Online marketplaces could be worth as much as $7 trillion in sales by 2024 should organisations capitalise on the full potential of the marketplace trend, according to analysis by iBe.

Currently, marketplaces contribute $1.7 trillion to the economy each year and in retail e-commerce accounts for as much as half (50%) of sales annually. However, iBe predicts that sales driven from marketplaces are likely to exceed $7 trillion in the next five years, hailing a new era in e-commerce.

This rise is driven by more and more companies embracing marketplaces as the best platform to facilitate online sales, expedite cross border expansion, increase product range and improve logistics, costs and operations.  This, complemented by an estimated annual growth of 8% in global online sales, will fuel the uptake of the marketplace model by a broad range of businesses.

Generally, marketplaces fall into three broad categories:

  • Business to Business (B2B)
  • Business to Consumer (B2C) and
  • Peer to Peer (P2P)

Currently, over half (56%) of European marketplaces are global companies like eBay, Amazon and Alibaba, but there is also significant local marketplace choice in Europe, and the local platforms’ market share is continuing to grow as they get established and build loyal following amongst domestic and international consumers.

Business to business (B2B) marketplaces, like Alibaba in China or Conrad in Germany, present the biggest growth opportunity. Currently, only $600 billion, a mere 7.5% of the annual $7.9 trillion worth of online B2B sales, are made via marketplaces. However, as businesses begin to realise the benefits of trading with partners via marketplace platforms and as more companies trade online, B2B sales will continue to grow. In fact, iBe expects this to reach $12 trillion by 2024, with B2B marketplaces’ share of online sales growing significantly to 30%. As a result, B2B marketplace sales can grow to $3.6 trillion by 2024.

Similarly, forecasts show that business to consumer (B2C) marketplaces, which form the most developed sector led by Amazon, Rakuten, Deliveroo and many others and is currently responsible for $1.1 trillion of marketplace sales, could be worth an estimated $3.5 trillion by 2024, accounting for over 70% of all online B2C sales.

Peer to peer (P2P) marketplaces such as eBay or Airbnb are the best known to consumers but are significantly lower in sales volumes than the other two categories, due to the nature of their business. Current P2P marketplace sales represent 60% of that category’s overall online sales and are presently at $30 billion.
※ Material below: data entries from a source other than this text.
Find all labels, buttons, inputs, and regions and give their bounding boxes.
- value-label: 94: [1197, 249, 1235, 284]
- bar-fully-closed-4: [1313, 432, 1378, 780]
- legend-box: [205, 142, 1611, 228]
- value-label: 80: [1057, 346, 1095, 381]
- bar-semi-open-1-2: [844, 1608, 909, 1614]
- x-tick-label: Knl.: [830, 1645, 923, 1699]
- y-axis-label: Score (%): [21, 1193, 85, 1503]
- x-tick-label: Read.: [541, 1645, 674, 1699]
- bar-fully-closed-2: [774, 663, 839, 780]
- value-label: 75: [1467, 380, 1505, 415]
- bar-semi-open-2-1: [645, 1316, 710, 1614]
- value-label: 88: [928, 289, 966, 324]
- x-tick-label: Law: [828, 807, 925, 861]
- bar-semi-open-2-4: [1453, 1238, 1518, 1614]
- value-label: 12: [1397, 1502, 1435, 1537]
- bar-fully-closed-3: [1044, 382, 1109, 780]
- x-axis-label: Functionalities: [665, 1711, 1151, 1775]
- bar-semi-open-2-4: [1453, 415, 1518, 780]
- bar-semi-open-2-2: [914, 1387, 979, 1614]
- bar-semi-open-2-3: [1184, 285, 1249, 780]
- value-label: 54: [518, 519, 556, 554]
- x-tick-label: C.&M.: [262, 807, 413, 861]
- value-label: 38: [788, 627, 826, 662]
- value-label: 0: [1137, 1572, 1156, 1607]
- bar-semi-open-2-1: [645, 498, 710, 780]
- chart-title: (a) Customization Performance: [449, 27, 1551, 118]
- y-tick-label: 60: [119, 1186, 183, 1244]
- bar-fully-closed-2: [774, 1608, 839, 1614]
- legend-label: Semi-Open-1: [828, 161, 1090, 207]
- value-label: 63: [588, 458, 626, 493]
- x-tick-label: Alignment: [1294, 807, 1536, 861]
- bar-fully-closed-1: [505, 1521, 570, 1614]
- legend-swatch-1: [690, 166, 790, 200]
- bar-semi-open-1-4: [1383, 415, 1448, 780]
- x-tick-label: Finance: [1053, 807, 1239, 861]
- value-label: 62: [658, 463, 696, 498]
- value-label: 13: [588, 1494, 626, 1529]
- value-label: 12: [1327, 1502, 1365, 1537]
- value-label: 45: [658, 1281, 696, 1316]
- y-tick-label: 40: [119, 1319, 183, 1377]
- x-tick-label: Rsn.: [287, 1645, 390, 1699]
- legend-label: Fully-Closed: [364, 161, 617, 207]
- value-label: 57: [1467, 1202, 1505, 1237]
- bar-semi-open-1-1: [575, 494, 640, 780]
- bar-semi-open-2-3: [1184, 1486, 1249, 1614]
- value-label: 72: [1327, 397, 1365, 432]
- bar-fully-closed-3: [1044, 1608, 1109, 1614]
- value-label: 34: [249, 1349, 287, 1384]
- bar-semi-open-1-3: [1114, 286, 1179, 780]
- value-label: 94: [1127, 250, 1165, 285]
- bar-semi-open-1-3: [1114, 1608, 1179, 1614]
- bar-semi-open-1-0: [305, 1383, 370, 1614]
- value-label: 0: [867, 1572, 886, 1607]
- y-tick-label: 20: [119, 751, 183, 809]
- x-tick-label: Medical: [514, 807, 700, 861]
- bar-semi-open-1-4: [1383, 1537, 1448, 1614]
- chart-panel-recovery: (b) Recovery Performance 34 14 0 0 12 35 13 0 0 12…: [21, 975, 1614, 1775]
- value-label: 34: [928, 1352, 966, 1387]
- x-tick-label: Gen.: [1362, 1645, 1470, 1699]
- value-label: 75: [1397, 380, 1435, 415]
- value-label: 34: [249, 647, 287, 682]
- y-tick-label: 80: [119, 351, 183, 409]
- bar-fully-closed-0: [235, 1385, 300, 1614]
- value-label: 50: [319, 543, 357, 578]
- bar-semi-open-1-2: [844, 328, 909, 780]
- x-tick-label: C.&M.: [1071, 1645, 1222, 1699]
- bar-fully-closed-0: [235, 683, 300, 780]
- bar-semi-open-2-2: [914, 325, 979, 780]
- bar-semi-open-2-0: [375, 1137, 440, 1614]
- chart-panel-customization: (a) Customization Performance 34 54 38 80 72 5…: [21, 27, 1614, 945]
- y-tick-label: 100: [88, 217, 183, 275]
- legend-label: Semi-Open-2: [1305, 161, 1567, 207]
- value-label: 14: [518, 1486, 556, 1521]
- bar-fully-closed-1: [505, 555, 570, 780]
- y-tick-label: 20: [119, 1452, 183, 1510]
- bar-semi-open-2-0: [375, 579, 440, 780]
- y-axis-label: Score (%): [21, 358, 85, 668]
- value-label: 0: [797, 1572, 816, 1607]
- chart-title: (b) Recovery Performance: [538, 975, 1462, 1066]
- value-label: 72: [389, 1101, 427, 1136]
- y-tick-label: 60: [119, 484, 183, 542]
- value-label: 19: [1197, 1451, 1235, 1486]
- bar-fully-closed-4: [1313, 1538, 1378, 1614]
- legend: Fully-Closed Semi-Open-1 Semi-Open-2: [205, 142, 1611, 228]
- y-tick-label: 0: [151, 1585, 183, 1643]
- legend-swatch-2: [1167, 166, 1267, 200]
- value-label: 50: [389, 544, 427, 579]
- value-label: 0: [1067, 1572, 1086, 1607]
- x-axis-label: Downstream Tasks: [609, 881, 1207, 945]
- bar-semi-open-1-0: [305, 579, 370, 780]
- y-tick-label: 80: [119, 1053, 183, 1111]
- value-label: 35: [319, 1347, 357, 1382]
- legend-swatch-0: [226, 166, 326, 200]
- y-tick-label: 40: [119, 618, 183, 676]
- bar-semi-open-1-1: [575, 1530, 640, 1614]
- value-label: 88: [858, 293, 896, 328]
Estimations show these types of marketplaces are expected to generate over $240 billion by 2024, accounting for 90% of overall online P2P sales.

Marketplace potential 2019-2024

From the B2B sector, presently, SME businesses are exploiting B2B marketplaces most actively, whilst the large businesses are, not surprisingly, utilising these marketplace platforms least. Furthermore, all these verticals can grow exponentially by 2024.

As a part of the most developed B2C sector, the retail vertical is the clear leader of the marketplace evolution whilst manufacturers selling directly to consumers have the largest opportunity to grow. Other strong potential for growth can be found in digital, travel and subscription services in the business to consumer marketplace industry.

“Marketplaces represent a staggering opportunity for businesses across a variety of sectors. For example, retailers can build global sales via an existing marketplace platform and they can broaden their range of products very quickly by allowing third parties to sell via their website, rather than scaling up in-house,” explains Masha Cilliers, Specialist Payments Partner at iBe.

“On the other hand, manufacturers can cut out ‘middlemen’ by selling directly to consumers and thus drastically increasing their revenue. As for businesses selling to businesses, they can improve their operations by replacing legacy paper reconciliation processes with state of the art marketplace platforms, consequently increasing liquidity, improving speed to market and saving costs. It will also help businesses to find the best suppliers and buyers.

But before companies can fully embrace the marketplace evolution, there are still challenges that need to be overcome. Regulation and payment processing, for example, can often be the biggest barriers to entry. More needs to be done by the financial service players to ensure that businesses better appreciate the myriad of benefits and understand the specific restrictions and can find the most fitting technological solution. However, those financial institutions who understand the marketplace potential sooner will be those who will realise most of its potential.”